30. Q30. In SIADH (syndrome of inappropriate ADH secretion), which pattern is expected?

    • Hypernatraemia, high plasma osmolality, dilute urine
    • Hyponatraemia, low plasma osmolality, concentrated urine (high urine osmolality and Na), euvolaemia
    • Hyponatraemia, high plasma osmolality, concentrated urine
    • Hypernatraemia, low plasma osmolality, dilute urine

    Answer: Hyponatraemia, low plasma osmolality, concentrated urine (high urine osmolality and Na), euvolaemia

    Explanation: SIADH: excess ADH → water retention without Na retention → euvolaemic hyponatraemia, low plasma osmolality (<275), concentrated urine (osmolality 100 mOsm/kg, typically plasma osmolality), urine Na 20 mmol/L. Causes: SCLC, CNS disorders, drugs, pulmonary disease.

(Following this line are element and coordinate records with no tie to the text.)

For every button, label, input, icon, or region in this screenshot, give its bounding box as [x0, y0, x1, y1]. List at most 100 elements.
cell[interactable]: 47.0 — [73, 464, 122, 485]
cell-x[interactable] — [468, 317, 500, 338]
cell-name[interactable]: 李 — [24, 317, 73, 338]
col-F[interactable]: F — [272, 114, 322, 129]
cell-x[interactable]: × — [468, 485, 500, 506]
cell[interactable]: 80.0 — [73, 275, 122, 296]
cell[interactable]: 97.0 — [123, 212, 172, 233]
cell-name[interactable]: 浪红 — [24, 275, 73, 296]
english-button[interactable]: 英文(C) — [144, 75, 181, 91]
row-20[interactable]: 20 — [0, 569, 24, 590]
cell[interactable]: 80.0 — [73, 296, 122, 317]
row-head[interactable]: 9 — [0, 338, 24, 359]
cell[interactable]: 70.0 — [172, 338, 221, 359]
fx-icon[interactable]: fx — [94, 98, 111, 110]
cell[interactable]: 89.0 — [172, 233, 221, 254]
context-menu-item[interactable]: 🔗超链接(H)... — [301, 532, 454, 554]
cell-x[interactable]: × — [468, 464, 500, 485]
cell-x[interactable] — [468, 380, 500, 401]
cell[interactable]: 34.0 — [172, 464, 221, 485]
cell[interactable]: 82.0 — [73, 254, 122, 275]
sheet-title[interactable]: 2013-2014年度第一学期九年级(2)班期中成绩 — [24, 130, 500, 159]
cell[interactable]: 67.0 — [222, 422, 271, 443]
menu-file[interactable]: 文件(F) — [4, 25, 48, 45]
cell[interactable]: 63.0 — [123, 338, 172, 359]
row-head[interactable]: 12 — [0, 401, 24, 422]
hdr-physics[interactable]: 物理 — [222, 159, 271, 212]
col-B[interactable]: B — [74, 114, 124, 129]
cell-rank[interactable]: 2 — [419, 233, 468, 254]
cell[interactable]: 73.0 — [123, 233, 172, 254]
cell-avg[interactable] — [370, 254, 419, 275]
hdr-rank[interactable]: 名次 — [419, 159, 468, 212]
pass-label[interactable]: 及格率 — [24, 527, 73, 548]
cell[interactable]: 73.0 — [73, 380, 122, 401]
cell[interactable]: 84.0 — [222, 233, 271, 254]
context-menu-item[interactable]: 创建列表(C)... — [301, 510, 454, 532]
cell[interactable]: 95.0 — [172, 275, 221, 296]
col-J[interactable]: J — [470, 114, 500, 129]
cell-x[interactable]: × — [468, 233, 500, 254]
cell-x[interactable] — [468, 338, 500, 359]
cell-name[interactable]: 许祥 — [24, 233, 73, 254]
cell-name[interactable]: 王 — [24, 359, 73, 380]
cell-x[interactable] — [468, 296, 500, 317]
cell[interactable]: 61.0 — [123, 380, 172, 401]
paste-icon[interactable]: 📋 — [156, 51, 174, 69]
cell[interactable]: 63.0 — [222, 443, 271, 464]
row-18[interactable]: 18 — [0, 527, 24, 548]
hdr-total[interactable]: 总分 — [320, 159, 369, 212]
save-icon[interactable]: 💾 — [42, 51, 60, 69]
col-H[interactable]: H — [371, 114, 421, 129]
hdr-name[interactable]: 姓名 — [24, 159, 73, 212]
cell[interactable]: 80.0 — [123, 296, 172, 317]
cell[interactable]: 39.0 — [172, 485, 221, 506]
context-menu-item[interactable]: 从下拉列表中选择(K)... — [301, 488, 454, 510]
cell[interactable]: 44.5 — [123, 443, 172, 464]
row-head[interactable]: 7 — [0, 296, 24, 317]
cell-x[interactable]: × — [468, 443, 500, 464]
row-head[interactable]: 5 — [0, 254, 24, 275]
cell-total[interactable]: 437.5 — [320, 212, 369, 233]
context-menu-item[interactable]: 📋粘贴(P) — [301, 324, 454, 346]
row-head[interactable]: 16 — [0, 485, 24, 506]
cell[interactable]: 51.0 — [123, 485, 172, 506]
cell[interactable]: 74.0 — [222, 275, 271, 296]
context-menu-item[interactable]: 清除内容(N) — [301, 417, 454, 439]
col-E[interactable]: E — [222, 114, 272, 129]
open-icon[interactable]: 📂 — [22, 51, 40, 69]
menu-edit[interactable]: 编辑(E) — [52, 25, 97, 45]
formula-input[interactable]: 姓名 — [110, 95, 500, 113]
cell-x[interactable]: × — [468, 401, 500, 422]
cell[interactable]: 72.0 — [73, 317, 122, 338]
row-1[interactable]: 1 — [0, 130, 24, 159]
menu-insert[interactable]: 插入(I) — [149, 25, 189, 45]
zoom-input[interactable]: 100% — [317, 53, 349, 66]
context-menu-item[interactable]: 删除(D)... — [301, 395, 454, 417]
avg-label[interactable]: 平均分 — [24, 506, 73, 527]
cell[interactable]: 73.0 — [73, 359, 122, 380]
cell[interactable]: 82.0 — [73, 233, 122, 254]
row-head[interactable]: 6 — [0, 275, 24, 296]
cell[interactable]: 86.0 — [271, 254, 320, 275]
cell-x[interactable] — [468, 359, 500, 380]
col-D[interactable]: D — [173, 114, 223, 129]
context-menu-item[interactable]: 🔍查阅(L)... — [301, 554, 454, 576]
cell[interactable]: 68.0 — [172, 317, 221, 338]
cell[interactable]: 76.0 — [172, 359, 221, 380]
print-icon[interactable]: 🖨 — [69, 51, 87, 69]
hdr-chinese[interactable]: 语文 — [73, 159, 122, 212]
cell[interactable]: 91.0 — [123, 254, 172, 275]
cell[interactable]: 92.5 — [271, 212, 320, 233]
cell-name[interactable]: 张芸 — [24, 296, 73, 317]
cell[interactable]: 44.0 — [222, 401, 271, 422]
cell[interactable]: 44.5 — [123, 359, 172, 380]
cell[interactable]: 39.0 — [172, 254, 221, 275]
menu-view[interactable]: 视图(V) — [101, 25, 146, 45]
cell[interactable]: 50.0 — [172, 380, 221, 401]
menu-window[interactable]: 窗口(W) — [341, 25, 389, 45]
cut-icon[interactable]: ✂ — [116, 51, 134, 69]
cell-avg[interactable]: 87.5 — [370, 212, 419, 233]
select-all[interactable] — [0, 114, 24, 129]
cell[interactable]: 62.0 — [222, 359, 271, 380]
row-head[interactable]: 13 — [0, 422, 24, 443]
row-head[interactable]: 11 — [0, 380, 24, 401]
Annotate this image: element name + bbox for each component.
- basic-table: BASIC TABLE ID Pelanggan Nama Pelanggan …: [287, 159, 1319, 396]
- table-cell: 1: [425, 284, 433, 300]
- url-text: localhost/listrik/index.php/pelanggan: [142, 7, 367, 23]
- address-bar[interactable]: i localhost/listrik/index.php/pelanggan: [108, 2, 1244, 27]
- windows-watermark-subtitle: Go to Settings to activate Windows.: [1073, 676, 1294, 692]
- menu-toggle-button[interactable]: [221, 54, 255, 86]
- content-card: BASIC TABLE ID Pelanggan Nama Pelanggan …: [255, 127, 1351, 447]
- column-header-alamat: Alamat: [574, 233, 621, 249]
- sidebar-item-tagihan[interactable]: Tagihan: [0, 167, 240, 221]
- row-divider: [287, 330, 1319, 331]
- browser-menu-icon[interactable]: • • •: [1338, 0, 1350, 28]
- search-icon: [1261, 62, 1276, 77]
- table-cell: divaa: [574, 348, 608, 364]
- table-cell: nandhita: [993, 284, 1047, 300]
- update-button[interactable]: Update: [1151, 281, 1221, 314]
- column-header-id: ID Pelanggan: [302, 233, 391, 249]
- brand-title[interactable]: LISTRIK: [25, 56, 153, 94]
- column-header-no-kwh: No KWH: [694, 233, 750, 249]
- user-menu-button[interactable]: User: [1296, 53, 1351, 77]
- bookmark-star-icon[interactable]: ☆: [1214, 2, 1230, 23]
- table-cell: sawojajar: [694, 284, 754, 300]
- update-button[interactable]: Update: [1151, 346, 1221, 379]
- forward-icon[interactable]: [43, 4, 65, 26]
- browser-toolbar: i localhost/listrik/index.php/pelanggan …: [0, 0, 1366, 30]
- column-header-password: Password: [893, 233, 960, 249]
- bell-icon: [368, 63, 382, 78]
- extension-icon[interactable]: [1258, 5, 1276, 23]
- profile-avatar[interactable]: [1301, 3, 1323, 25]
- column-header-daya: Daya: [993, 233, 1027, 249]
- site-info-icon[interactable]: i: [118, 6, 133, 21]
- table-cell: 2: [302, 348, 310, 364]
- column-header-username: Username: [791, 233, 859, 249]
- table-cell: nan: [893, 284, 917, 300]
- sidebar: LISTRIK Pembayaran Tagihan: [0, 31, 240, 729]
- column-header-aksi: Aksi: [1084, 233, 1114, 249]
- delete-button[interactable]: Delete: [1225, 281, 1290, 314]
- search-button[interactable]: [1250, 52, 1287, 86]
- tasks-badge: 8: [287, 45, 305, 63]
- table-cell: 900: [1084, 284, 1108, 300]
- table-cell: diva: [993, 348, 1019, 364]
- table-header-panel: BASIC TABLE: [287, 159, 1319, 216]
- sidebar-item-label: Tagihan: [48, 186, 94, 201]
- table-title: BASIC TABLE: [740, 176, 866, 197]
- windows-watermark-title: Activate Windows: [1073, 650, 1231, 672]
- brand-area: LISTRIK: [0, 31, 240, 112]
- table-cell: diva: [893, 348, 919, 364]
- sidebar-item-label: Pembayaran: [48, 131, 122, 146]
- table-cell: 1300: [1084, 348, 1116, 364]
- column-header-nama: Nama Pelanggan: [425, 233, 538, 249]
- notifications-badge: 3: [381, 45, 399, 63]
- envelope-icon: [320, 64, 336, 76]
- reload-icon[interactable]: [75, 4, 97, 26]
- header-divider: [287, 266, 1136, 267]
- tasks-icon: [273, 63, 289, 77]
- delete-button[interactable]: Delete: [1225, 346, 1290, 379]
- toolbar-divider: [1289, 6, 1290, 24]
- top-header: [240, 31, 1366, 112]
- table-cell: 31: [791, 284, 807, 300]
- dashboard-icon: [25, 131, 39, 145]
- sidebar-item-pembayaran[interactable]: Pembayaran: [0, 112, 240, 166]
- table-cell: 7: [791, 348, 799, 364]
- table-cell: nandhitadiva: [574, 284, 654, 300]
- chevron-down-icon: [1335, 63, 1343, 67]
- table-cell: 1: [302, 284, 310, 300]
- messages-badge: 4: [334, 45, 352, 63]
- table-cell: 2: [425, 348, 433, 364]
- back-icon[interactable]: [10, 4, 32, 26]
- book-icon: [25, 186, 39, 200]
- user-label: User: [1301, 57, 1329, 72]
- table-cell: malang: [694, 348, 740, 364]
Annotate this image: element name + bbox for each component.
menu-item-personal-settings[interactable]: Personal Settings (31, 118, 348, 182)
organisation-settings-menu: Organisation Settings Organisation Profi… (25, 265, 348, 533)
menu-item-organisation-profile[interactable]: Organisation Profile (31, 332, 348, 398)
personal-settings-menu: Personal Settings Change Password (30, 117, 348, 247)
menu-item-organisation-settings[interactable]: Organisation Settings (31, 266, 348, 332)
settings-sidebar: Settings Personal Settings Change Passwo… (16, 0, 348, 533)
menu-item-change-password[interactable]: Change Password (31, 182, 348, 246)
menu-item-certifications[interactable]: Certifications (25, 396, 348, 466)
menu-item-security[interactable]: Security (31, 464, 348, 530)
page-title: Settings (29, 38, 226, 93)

31. Q31. Which lipoprotein is MOST atherogenic and is the primary LDL-lowering target?

    • HDL-cholesterol
    • LDL-cholesterol (and non-HDL-C)
    • VLDL
    • Chylomicrons

    Answer: LDL-cholesterol (and non-HDL-C)

    Explanation: LDL-cholesterol carries cholesterol to peripheral tissues and arterial walls → atherogenesis. LDL-C is the primary target for cardiovascular risk reduction (statins). Non-HDL-C (total − HDL) is an alternative target, capturing VLDL remnants and IDL as well.